“delitto giovanni ventura ” - Un colpo di pistola in fronte. Così è stato ucciso Gennaro Ventura scomparso il 16 dicembre del ‘96 ed i cui resti sono stati ritrovati dopo dodici anni.

LAMEZIA TERME - Un colpo di pistola in fronte. Così è stato ucciso Gennaro Ventura scomparso il 16 dicembre del ‘96 ed i cui resti sono stati ritrovati dopo dodici anni. Questo emerge dall’autopsia sullo scheletro del giovane vittima della lupara bianca. Ma resterà un mistero la morte di Ventura? Un interrogativo al quale stanno cercando di dare una risposta gli investigatori che hanno ritrovato i resti su segnalazione del nuovo proprietario del fondo nel quale si trova la cassa con il pozzo della morte.

Sui resti di Giovanni Ventura, prima di essere restituiti ai familiari, sono stati eseguiti da parte del medico legale Massimo Rizzo, incaricato dalla procura lametina che ha riaperto il fascicolo sulle cause della scomparsa e della morte, dettagliati esami dai quali sono emersi elementi essenziali che ora si trovano al vaglio dello speciale gruppo investigativo della polizia di Stato.

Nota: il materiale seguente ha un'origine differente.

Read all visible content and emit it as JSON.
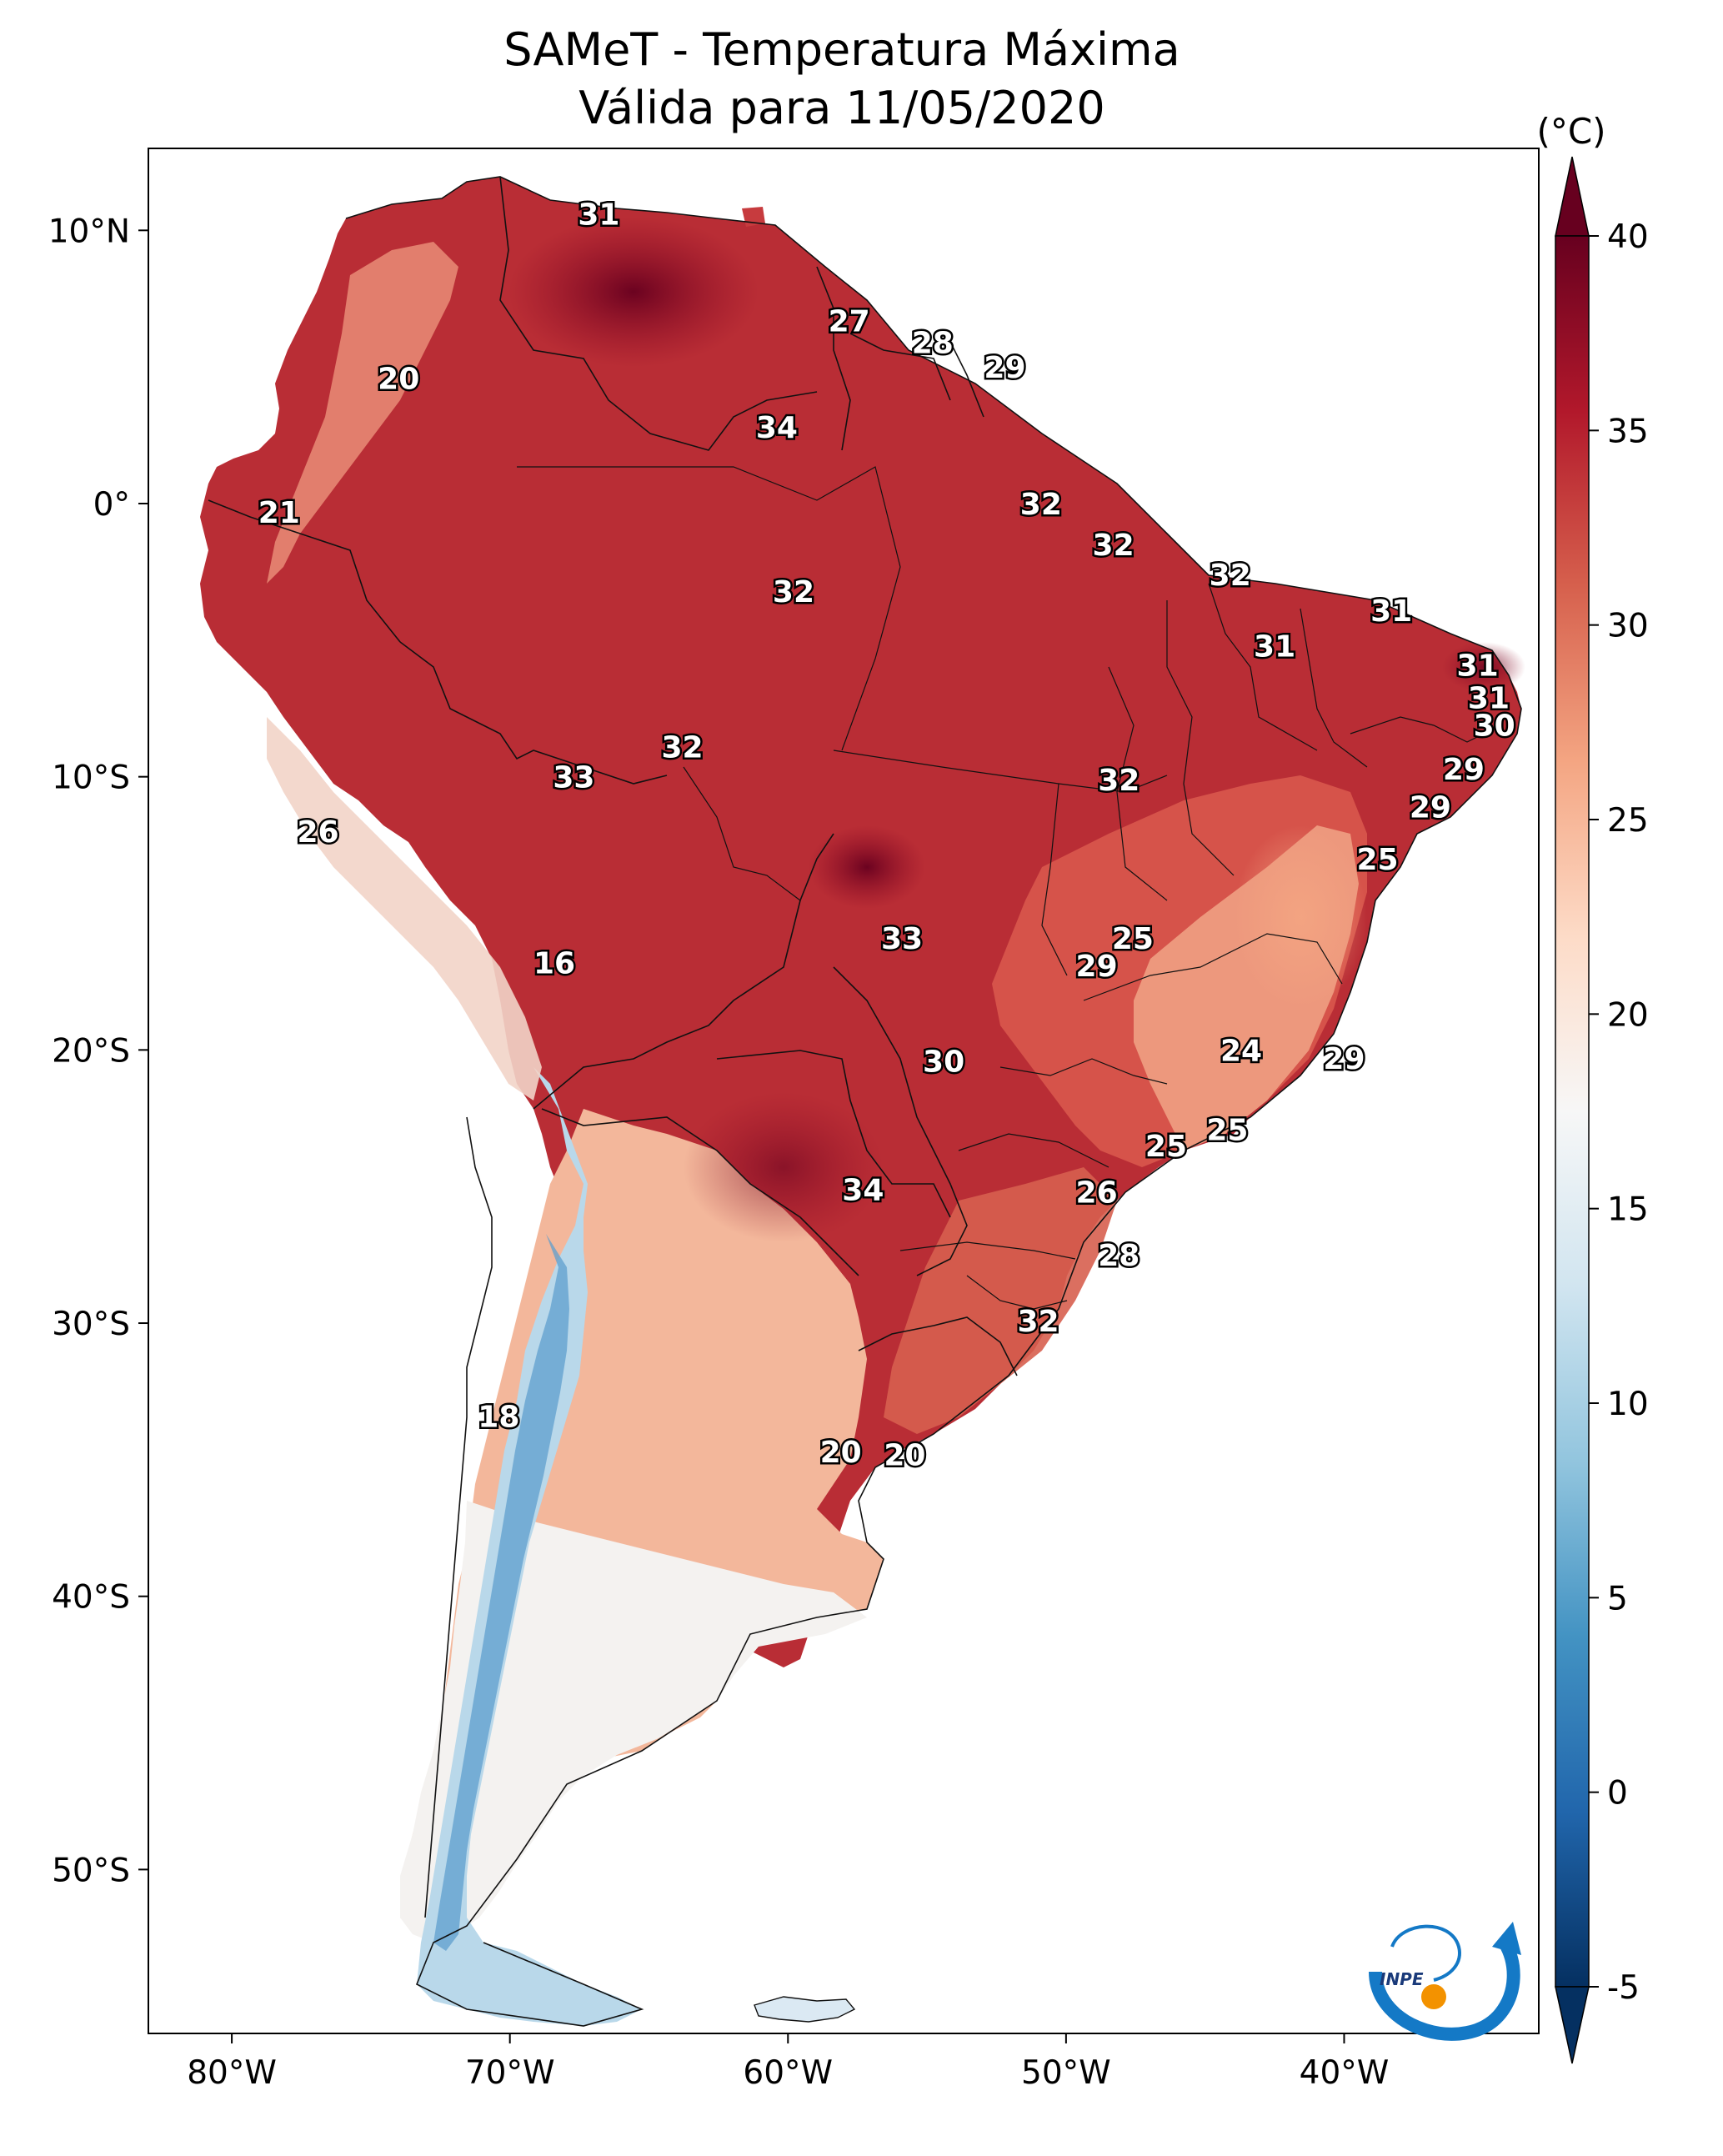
{
  "title": {
    "line1": "SAMeT - Temperatura Máxima",
    "line2": "Válida para 11/05/2020"
  },
  "axes": {
    "lon_ticks": [
      {
        "lon": -80,
        "label": "80°W"
      },
      {
        "lon": -70,
        "label": "70°W"
      },
      {
        "lon": -60,
        "label": "60°W"
      },
      {
        "lon": -50,
        "label": "50°W"
      },
      {
        "lon": -40,
        "label": "40°W"
      }
    ],
    "lat_ticks": [
      {
        "lat": 10,
        "label": "10°N"
      },
      {
        "lat": 0,
        "label": "0°"
      },
      {
        "lat": -10,
        "label": "10°S"
      },
      {
        "lat": -20,
        "label": "20°S"
      },
      {
        "lat": -30,
        "label": "30°S"
      },
      {
        "lat": -40,
        "label": "40°S"
      },
      {
        "lat": -50,
        "label": "50°S"
      }
    ],
    "lon_range": [
      -83,
      -33
    ],
    "lat_range": [
      -56,
      13
    ]
  },
  "colorbar": {
    "unit": "(°C)",
    "min": -5,
    "max": 40,
    "ticks": [
      {
        "value": 40,
        "label": "40"
      },
      {
        "value": 35,
        "label": "35"
      },
      {
        "value": 30,
        "label": "30"
      },
      {
        "value": 25,
        "label": "25"
      },
      {
        "value": 20,
        "label": "20"
      },
      {
        "value": 15,
        "label": "15"
      },
      {
        "value": 10,
        "label": "10"
      },
      {
        "value": 5,
        "label": "5"
      },
      {
        "value": 0,
        "label": "0"
      },
      {
        "value": -5,
        "label": "-5"
      }
    ],
    "colors": [
      "#053061",
      "#2166ac",
      "#4393c3",
      "#92c5de",
      "#d1e5f0",
      "#f7f7f7",
      "#fddbc7",
      "#f4a582",
      "#d6604d",
      "#b2182b",
      "#67001f"
    ]
  },
  "map_labels": [
    {
      "text": "31",
      "lon": -66.8,
      "lat": 10.6
    },
    {
      "text": "27",
      "lon": -57.8,
      "lat": 6.7
    },
    {
      "text": "28",
      "lon": -54.8,
      "lat": 5.9
    },
    {
      "text": "29",
      "lon": -52.2,
      "lat": 5.0
    },
    {
      "text": "20",
      "lon": -74.0,
      "lat": 4.6
    },
    {
      "text": "34",
      "lon": -60.4,
      "lat": 2.8
    },
    {
      "text": "21",
      "lon": -78.3,
      "lat": -0.3
    },
    {
      "text": "32",
      "lon": -50.9,
      "lat": 0.0
    },
    {
      "text": "32",
      "lon": -48.3,
      "lat": -1.5
    },
    {
      "text": "32",
      "lon": -59.8,
      "lat": -3.2
    },
    {
      "text": "32",
      "lon": -44.1,
      "lat": -2.6
    },
    {
      "text": "31",
      "lon": -38.3,
      "lat": -3.9
    },
    {
      "text": "31",
      "lon": -42.5,
      "lat": -5.2
    },
    {
      "text": "31",
      "lon": -35.2,
      "lat": -5.9
    },
    {
      "text": "31",
      "lon": -34.8,
      "lat": -7.1
    },
    {
      "text": "30",
      "lon": -34.6,
      "lat": -8.1
    },
    {
      "text": "32",
      "lon": -63.8,
      "lat": -8.9
    },
    {
      "text": "33",
      "lon": -67.7,
      "lat": -10.0
    },
    {
      "text": "32",
      "lon": -48.1,
      "lat": -10.1
    },
    {
      "text": "29",
      "lon": -35.7,
      "lat": -9.7
    },
    {
      "text": "29",
      "lon": -36.9,
      "lat": -11.1
    },
    {
      "text": "26",
      "lon": -76.9,
      "lat": -12.0
    },
    {
      "text": "25",
      "lon": -38.8,
      "lat": -13.0
    },
    {
      "text": "33",
      "lon": -55.9,
      "lat": -15.9
    },
    {
      "text": "25",
      "lon": -47.6,
      "lat": -15.9
    },
    {
      "text": "29",
      "lon": -48.9,
      "lat": -16.9
    },
    {
      "text": "16",
      "lon": -68.4,
      "lat": -16.8
    },
    {
      "text": "24",
      "lon": -43.7,
      "lat": -20.0
    },
    {
      "text": "29",
      "lon": -40.0,
      "lat": -20.3
    },
    {
      "text": "30",
      "lon": -54.4,
      "lat": -20.4
    },
    {
      "text": "25",
      "lon": -44.2,
      "lat": -22.9
    },
    {
      "text": "25",
      "lon": -46.4,
      "lat": -23.5
    },
    {
      "text": "34",
      "lon": -57.3,
      "lat": -25.1
    },
    {
      "text": "26",
      "lon": -48.9,
      "lat": -25.2
    },
    {
      "text": "28",
      "lon": -48.1,
      "lat": -27.5
    },
    {
      "text": "32",
      "lon": -51.0,
      "lat": -29.9
    },
    {
      "text": "18",
      "lon": -70.4,
      "lat": -33.4
    },
    {
      "text": "20",
      "lon": -58.1,
      "lat": -34.7
    },
    {
      "text": "20",
      "lon": -55.8,
      "lat": -34.8
    }
  ],
  "logo": {
    "text": "INPE"
  }
}
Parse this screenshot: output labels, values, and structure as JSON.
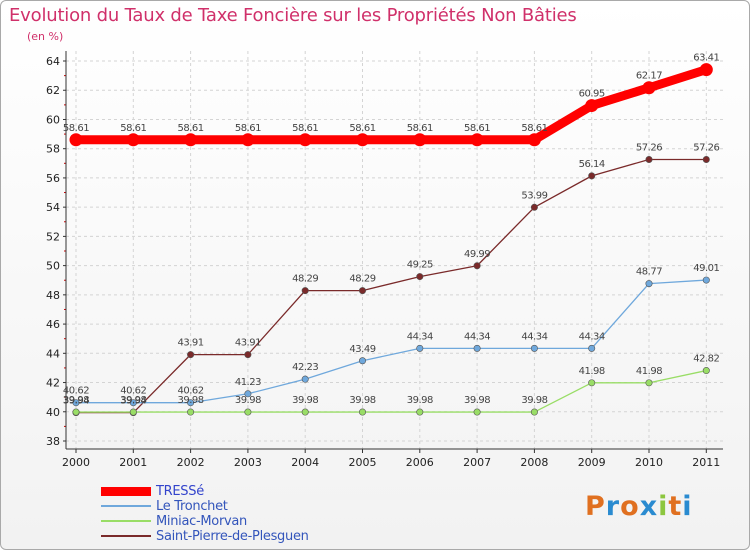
{
  "header": {
    "title": "Evolution du Taux de Taxe Foncière sur les Propriétés Non Bâties",
    "subtitle": "(en %)"
  },
  "chart_data": {
    "type": "line",
    "title": "Evolution du Taux de Taxe Foncière sur les Propriétés Non Bâties",
    "ylabel": "(en %)",
    "xlabel": "",
    "categories": [
      "2000",
      "2001",
      "2002",
      "2003",
      "2004",
      "2005",
      "2006",
      "2007",
      "2008",
      "2009",
      "2010",
      "2011"
    ],
    "ylim": [
      38,
      64
    ],
    "yticks": [
      38,
      40,
      42,
      44,
      46,
      48,
      50,
      52,
      54,
      56,
      58,
      60,
      62,
      64
    ],
    "grid": true,
    "series": [
      {
        "name": "TRESSé",
        "color": "#ff0000",
        "values": [
          58.61,
          58.61,
          58.61,
          58.61,
          58.61,
          58.61,
          58.61,
          58.61,
          58.61,
          60.95,
          62.17,
          63.41
        ],
        "labels": [
          "58.61",
          "58.61",
          "58.61",
          "58.61",
          "58.61",
          "58.61",
          "58.61",
          "58.61",
          "58.61",
          "60.95",
          "62.17",
          "63.41"
        ]
      },
      {
        "name": "Le Tronchet",
        "color": "#6fa8dc",
        "values": [
          40.62,
          40.62,
          40.62,
          41.23,
          42.23,
          43.49,
          44.34,
          44.34,
          44.34,
          44.34,
          48.77,
          49.01
        ],
        "labels": [
          "40.62",
          "40.62",
          "40.62",
          "41.23",
          "42.23",
          "43.49",
          "44.34",
          "44.34",
          "44.34",
          "44.34",
          "48.77",
          "49.01"
        ]
      },
      {
        "name": "Miniac-Morvan",
        "color": "#99dd66",
        "values": [
          39.98,
          39.98,
          39.98,
          39.98,
          39.98,
          39.98,
          39.98,
          39.98,
          39.98,
          41.98,
          41.98,
          42.82
        ],
        "labels": [
          "39.98",
          "39.98",
          "39.98",
          "39.98",
          "39.98",
          "39.98",
          "39.98",
          "39.98",
          "39.98",
          "41.98",
          "41.98",
          "42.82"
        ]
      },
      {
        "name": "Saint-Pierre-de-Plesguen",
        "color": "#7a2a2a",
        "values": [
          39.94,
          39.94,
          43.91,
          43.91,
          48.29,
          48.29,
          49.25,
          49.99,
          53.99,
          56.14,
          57.26,
          57.26
        ],
        "labels": [
          "39.94",
          "39.94",
          "43.91",
          "43.91",
          "48.29",
          "48.29",
          "49.25",
          "49.99",
          "53.99",
          "56.14",
          "57.26",
          "57.26"
        ]
      }
    ]
  },
  "branding": {
    "logo_letters": [
      "P",
      "r",
      "o",
      "x",
      "i",
      "t",
      "i"
    ],
    "logo_colors": [
      "#e07020",
      "#2a8bd0",
      "#e07020",
      "#2a8bd0",
      "#8cc63f",
      "#e07020",
      "#2a8bd0"
    ]
  }
}
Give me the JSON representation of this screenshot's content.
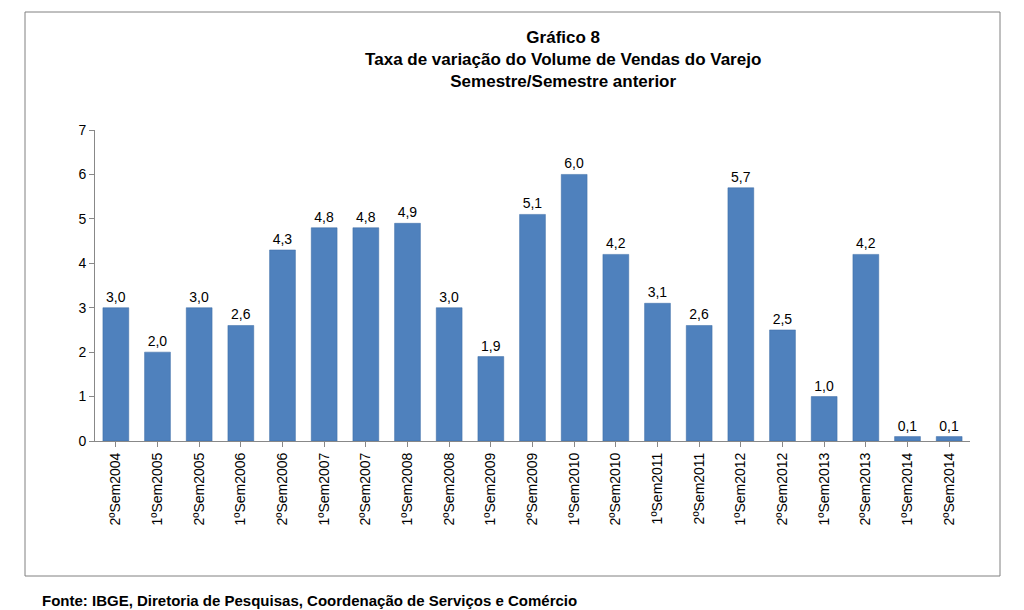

Prima di morire il fotografo ha visto il suo killer in faccia. Il foro d’ingresso del proiettile mortale è stato infatti individuato sulla parte anteriore del teschio ritrovato dagli inquirenti. Un colpo in fronte, dunque, e non alla nuca com’era emerso in primo momento subito dopo il ritrovamento dello scheletro.

Ma perché Ventura è stato prelevato dal suo studio fotografico ed ucciso? Chi ha ordinato la sua morte: la ‘ndrangheta o altri soggetti ai quali Ventura dava fastidio o ha dato problemi?

La sua scomparsa e la sua uccisione, come riferì il padre nell’immediatezza della sparizione, fu dovuta a qualche episodio avvenuto quand’era carabiniere (si congedò nel 1992). Un filone investigativo che s’è interrotto ma che potrebbe essere ripreso per risalire all’assassino.